Anatomy word of the month: cadaver

April 1, 2011 —

“To fall”, “to perish” in Latin. Many terms are used for a dead body some more irreverent than others: the decedent, a corpse, a stiff, a cadaver. But only the last word is exclusively used for a body that has been preserved for dissection. Although atlases, highly realistic models, and computer simulations have supplemented even supplanted some dissection, the detailed study of a cadaver is still essential. Dissection instructs students in the tremendous variation in human anatomy that one must know whether palpating a worrisome lump or performing surgery. Reflecting this is the Latin inscription found over the doors of many dissection labs: Hic locus est ubi mors gaudet succurrere vitae. Translated: “This is the place where Death rejoices in helping Life”.

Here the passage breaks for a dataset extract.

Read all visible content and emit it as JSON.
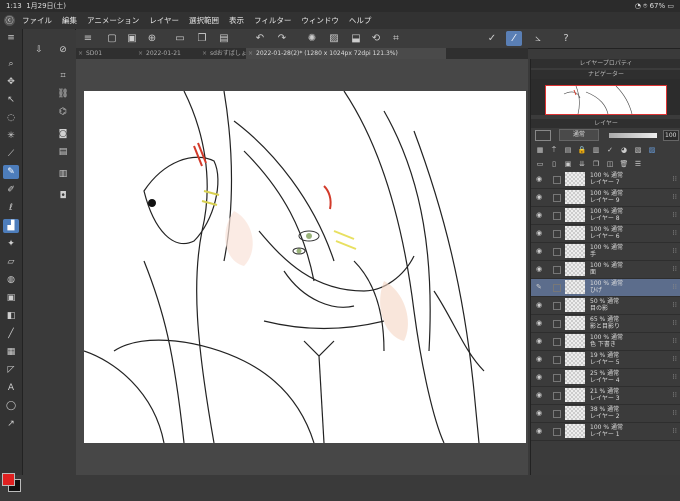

The Latin root in cadaver, cadere, is also found in the common words: decay, decadence and cadence. The last word defines the rhythmic footfalls of military marching, and in its Italian version, cadenza, the flourish that concludes or comes near the end of a piece of music.


Dr. Dyche was born in New Jersey and trained at Penn State’s Hershey Medical Center before coming to Des Moines in 1976. Over 30 plus years he has taught gross anatomy, embryology and neuroanatomy. He also served in administration as associate dean for basic sciences, dean of the College of Health Sciences, and acting director of the PA program. He was one of the founding instructors of CPR and ACLS at a time when few medical schools offered this training. He retired to Oregon in 2008, then returned to DMU in 2009. Did he miss the tornadoes, the below zero wind chills or the cadavers?